Thursday 10 February 2011

Of Cuts and Councils..

A letter from a number of Liberal Democrat Councillors and Council leaders in this morning's Guardian has, of course, been interpreted by the anti-Coalition Right as an attack on Nick Clegg's leadership of the Party.

It is probably fair to say that while the Government must have known that some Councils would have to make painful decisions on reducing services and cutting jobs, the volume of announcements and the scale of the cuts may have come as a surprise.

Before the election, the Conservative propaganda machine, supported by the Daily Mail and others, fed the image of local Councils stuffed with staff doing "non-jobs" such as Diversity Officers. It would be easy, the argument went, for these posts to be deleted and cuts to be made without any impact on services.

The truth, of course, is more complex. Even if 2011/12 funding had been frozen at 2010/11 numbers, Councils would have faced a 3.5% cut in real terms based on ambient inflation and especially inflation in key sectors relating to long-term care for children and the elderly. Actual reductions in central Government funding have combined with a freeze in local income to provide real deep cuts for many authorities.

The problem is that providing services is basically what Councils do and providing them for the most vulnerable in society is pretty much at the heart of it so ANY reduction in funding is going to impact services and the users of these services. Wisely, key frontline services such as the provision of social care and adult/child protection have been safeguarded and, given that cuts have to be made somewhere, it's back-office staff and then non-essential services.
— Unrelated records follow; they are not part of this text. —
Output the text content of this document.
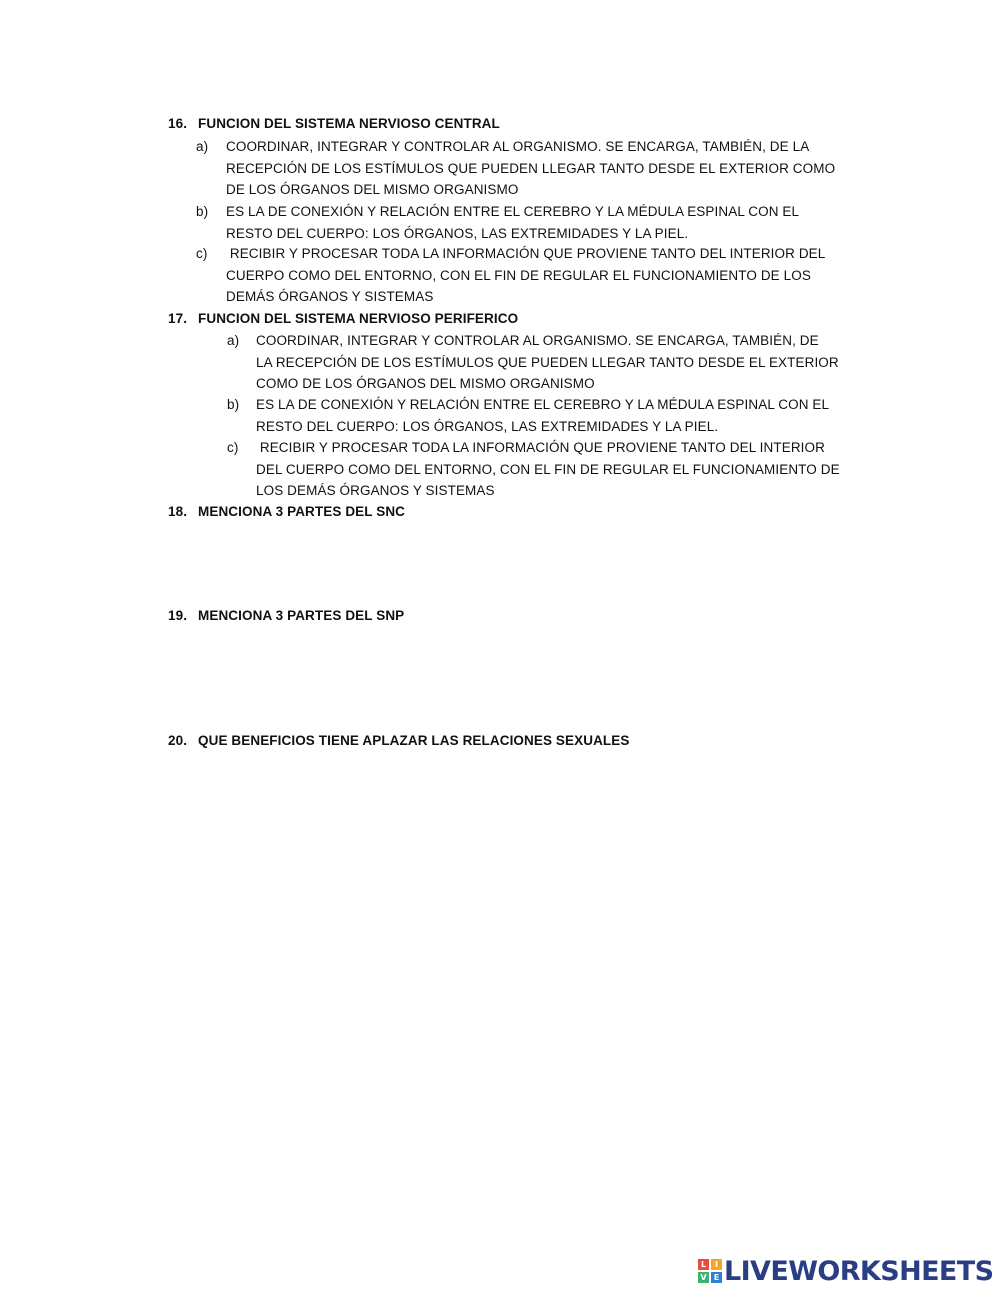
16. FUNCION DEL SISTEMA NERVIOSO CENTRAL
a) COORDINAR, INTEGRAR Y CONTROLAR AL ORGANISMO. SE ENCARGA, TAMBIÉN, DE LA
RECEPCIÓN DE LOS ESTÍMULOS QUE PUEDEN LLEGAR TANTO DESDE EL EXTERIOR COMO
DE LOS ÓRGANOS DEL MISMO ORGANISMO
b) ES LA DE CONEXIÓN Y RELACIÓN ENTRE EL CEREBRO Y LA MÉDULA ESPINAL CON EL
RESTO DEL CUERPO: LOS ÓRGANOS, LAS EXTREMIDADES Y LA PIEL.
c) RECIBIR Y PROCESAR TODA LA INFORMACIÓN QUE PROVIENE TANTO DEL INTERIOR DEL
CUERPO COMO DEL ENTORNO, CON EL FIN DE REGULAR EL FUNCIONAMIENTO DE LOS
DEMÁS ÓRGANOS Y SISTEMAS
17. FUNCION DEL SISTEMA NERVIOSO PERIFERICO
a) COORDINAR, INTEGRAR Y CONTROLAR AL ORGANISMO. SE ENCARGA, TAMBIÉN, DE
LA RECEPCIÓN DE LOS ESTÍMULOS QUE PUEDEN LLEGAR TANTO DESDE EL EXTERIOR
COMO DE LOS ÓRGANOS DEL MISMO ORGANISMO
b) ES LA DE CONEXIÓN Y RELACIÓN ENTRE EL CEREBRO Y LA MÉDULA ESPINAL CON EL
RESTO DEL CUERPO: LOS ÓRGANOS, LAS EXTREMIDADES Y LA PIEL.
c) RECIBIR Y PROCESAR TODA LA INFORMACIÓN QUE PROVIENE TANTO DEL INTERIOR
DEL CUERPO COMO DEL ENTORNO, CON EL FIN DE REGULAR EL FUNCIONAMIENTO DE
LOS DEMÁS ÓRGANOS Y SISTEMAS
18. MENCIONA 3 PARTES DEL SNC
19. MENCIONA 3 PARTES DEL SNP
20. QUE BENEFICIOS TIENE APLAZAR LAS RELACIONES SEXUALES
L	I
V E LIVEWORKSHEETS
Every community wants to defend its library and even its public toilets and no doubt some backbench Conservative MPs may find themselves in choppy waters locally.

The fact is the Conservative elements came to believe their own propaganda and that's dangerous and foolish for any group. Councils have been for the most part run effectively and efficiently over the past two decades despite constant Government interference and edict. Local factors can make a Council bad or good but overall most Councillors and public servants are only trying to do their best for their communities.